This document outlines the steps and methods for carrying out point-scale Parameter Perturbation Experiments (PPE) in CLM5 for NEON sites. It provides a detailed guide for setting up, executing, and analyzing PPEs to study the impact of different parameters in CLM5.
The perturbation parameter experiment involves using different parameter combinations to run various CLM configurations for each set of parameters. The initial step is to identify the parameters that influence the processes you are interested in.
Establish separate cases for both spinup and production phases to ensure efficient simulations.
- Configuration: Point simulations should ideally be set up to run on the Casper machine for optimal performance.
- File Organization: Store your base cases in a structured folder, such as:
.../ctsm/cime/scripts/basecases/
When creating your spreadsheet, it is advisable to start with a template. Begin by duplicating an existing example, such as the Ameriflux Tower Spreadsheet or the Global PPE Spreadsheet. These templates provide a solid foundation for customization.
2.1 Customize Parameters
- Add/Remove Parameters: Adjust the spreadsheet to fit your needs, ensuring all relevant parameters are included.
- Parameter Propagation: Ensure that
pft_minsandpft_maxsare correctly propagated across all relevant tabs to maintain consistency and accuracy.
2.2 Publish Your Spreadsheet
Share your main spreadsheet by publishing it to the web:
- Go to File > Share > Publish to Web.
- Select the main spreadsheet for publishing.

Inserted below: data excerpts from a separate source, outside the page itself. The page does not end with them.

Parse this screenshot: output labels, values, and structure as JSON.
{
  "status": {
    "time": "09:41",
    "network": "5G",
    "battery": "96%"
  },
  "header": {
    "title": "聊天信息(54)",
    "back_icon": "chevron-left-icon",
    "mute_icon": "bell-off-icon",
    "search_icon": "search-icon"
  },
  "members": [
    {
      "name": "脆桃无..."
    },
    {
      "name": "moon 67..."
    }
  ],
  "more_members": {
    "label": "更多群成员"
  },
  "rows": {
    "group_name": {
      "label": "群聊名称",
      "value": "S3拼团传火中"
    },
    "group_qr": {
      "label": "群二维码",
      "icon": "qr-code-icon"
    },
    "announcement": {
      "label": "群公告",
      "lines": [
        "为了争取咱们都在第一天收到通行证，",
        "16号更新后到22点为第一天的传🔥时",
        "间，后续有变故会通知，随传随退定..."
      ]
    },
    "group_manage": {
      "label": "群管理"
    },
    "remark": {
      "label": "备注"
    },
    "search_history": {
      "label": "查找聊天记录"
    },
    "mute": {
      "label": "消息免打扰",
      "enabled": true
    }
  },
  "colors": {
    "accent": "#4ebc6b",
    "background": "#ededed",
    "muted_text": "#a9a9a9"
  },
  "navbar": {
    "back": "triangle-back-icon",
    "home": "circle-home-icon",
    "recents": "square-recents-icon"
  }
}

- Choose the CSV format from the dropdown menu.
- Click Publish and copy the provided URL.
URL Format: Ensure the URL ends in the following format for proper CSV access:
/pub?gid=1732324005&single=true&output=csv
Set up and configure the necessary files for your simulation, ensuring you have the correct tools and environment. LHC (Latin Hypercube Sampling) provides better parameter space coverage, resulting in more representative samples and improved accuracy. This is particularly beneficial when exploring complex systems with high-dimensional input spaces, as it efficiently covers the entire space while minimizing the number of samples required. The template.ipynb file is used to perturb the parameters. It provides a step-by-step guide on creating different parameter configurations and saving the newly created and updated CLM5 parameter file.

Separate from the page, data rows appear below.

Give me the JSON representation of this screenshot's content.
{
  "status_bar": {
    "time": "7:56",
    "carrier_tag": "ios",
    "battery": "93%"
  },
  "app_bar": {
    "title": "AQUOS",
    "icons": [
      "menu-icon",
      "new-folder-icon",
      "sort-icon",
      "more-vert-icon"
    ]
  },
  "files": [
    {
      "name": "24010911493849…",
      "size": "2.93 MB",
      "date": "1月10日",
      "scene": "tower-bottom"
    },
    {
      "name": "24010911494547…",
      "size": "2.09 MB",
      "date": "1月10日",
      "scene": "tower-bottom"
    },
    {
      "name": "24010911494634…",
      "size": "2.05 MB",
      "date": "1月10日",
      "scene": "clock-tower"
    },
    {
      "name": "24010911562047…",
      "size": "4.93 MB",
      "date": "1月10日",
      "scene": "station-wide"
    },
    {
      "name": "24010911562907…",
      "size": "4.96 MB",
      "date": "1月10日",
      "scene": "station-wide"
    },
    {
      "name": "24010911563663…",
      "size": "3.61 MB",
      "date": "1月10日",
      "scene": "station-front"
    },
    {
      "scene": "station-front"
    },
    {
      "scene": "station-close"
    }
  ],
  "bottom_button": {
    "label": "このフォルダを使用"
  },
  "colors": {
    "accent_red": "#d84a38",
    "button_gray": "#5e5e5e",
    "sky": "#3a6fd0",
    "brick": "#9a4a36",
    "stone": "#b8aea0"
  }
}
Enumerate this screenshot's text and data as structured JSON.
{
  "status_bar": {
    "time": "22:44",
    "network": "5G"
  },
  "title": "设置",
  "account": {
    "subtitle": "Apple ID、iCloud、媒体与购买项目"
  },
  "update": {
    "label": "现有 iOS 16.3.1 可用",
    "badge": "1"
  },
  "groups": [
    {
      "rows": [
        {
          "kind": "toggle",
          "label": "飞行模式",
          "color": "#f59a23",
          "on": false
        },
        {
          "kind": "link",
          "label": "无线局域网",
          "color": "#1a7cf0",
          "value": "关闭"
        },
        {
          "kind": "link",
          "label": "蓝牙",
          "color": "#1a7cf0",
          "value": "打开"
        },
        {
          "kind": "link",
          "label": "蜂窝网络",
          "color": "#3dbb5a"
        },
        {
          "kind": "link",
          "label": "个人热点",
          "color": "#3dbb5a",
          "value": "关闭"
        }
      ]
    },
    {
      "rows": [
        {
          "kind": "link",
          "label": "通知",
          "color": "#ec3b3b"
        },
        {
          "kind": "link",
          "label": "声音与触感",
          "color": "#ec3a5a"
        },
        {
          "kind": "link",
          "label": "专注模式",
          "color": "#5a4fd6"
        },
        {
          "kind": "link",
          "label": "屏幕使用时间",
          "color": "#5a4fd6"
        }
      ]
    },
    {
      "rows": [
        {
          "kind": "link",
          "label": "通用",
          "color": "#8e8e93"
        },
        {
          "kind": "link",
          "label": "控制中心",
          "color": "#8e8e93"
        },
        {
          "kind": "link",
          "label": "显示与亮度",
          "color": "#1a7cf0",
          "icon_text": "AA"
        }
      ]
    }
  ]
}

3.1 Clone the ppe_tools Repository
- Access Cheyenne: Log into your Cheyenne account.
- Clone Repository: Use the following commands to clone the
ppe_toolsrepository into your home directory:
cd ~
git clone git clone https://github.com/djk2120/ppe_tools.git
3.2 Check for Conda Installation a) Verify Conda: Check if Conda is installed by running:
which conda
You should see a path output similar to p/glade/work/djk2120/miniconda3/bin/conda. If no path is returned, proceed to install Miniconda.
3.3 Install Miniconda (If Necessary)
- Create Directory: Make a directory for Miniconda:
mkdir -p ~/miniconda3
- Download and Install Miniconda:
wget https://repo.anaconda.com/miniconda/Miniconda3-latest-Linux-x86_64.sh -O ~/miniconda3/miniconda.sh
bash ~/miniconda3/miniconda.sh -b -u -p ~/miniconda3
- Remove the installer script:
rm -rf ~/miniconda3/miniconda.sh
- Set up Conda for your shell:
~/miniconda3/bin/conda init bash
~/miniconda3/bin/conda init zsh
3.4 Create the ppe_py Python Environment
Enter the ppe_tools directory:
cd ppe_tools
Create Environment: Set up the ppe_py environment using the provided environment.yml file:
conda env create -f environment.yml
Note: This process may take some time to complete.
3.4.1 Log in to jupyterhub
See here for help
3.4.2 Customize the template.ipynb Notebook
- In the left sidebar, navigate to
ppe_tools/params/template.ipynb. - Make a copy of the template for your specific experiment.
- Open the duplicated notebook and ensure the ppe_py environment is the active Python kernel (found in the top right corner).
- Modify the notebook as necessary to fit your experimental requirements.
Prepare and configure the job scripts required to run your simulation ensemble.
- Edit Job Scripts: Access the job script templates and adjust parameters such as job name, wall time, and resources to align with your experimental needs.
- Ensure Compatibility: Double-check that all paths and dependencies are correctly referenced in the scripts.
Submit your prepared ensemble of simulations for execution on the designated computing resources.
- Use the appropriate command or script to submit your job ensemble to the scheduler (e.g., using qsub, sbatch, etc.).
- Keep track of the job status and ensure all simulations run as expected.
Gather and organize the output data from your simulations for analysis.
- Collect the output files from the specified directories once the simulations are complete.
- Ensure all historical data is stored in an easily accessible and well-organized format for further analysis.
- Check that all expected data files are present and complete before proceeding to data analysis.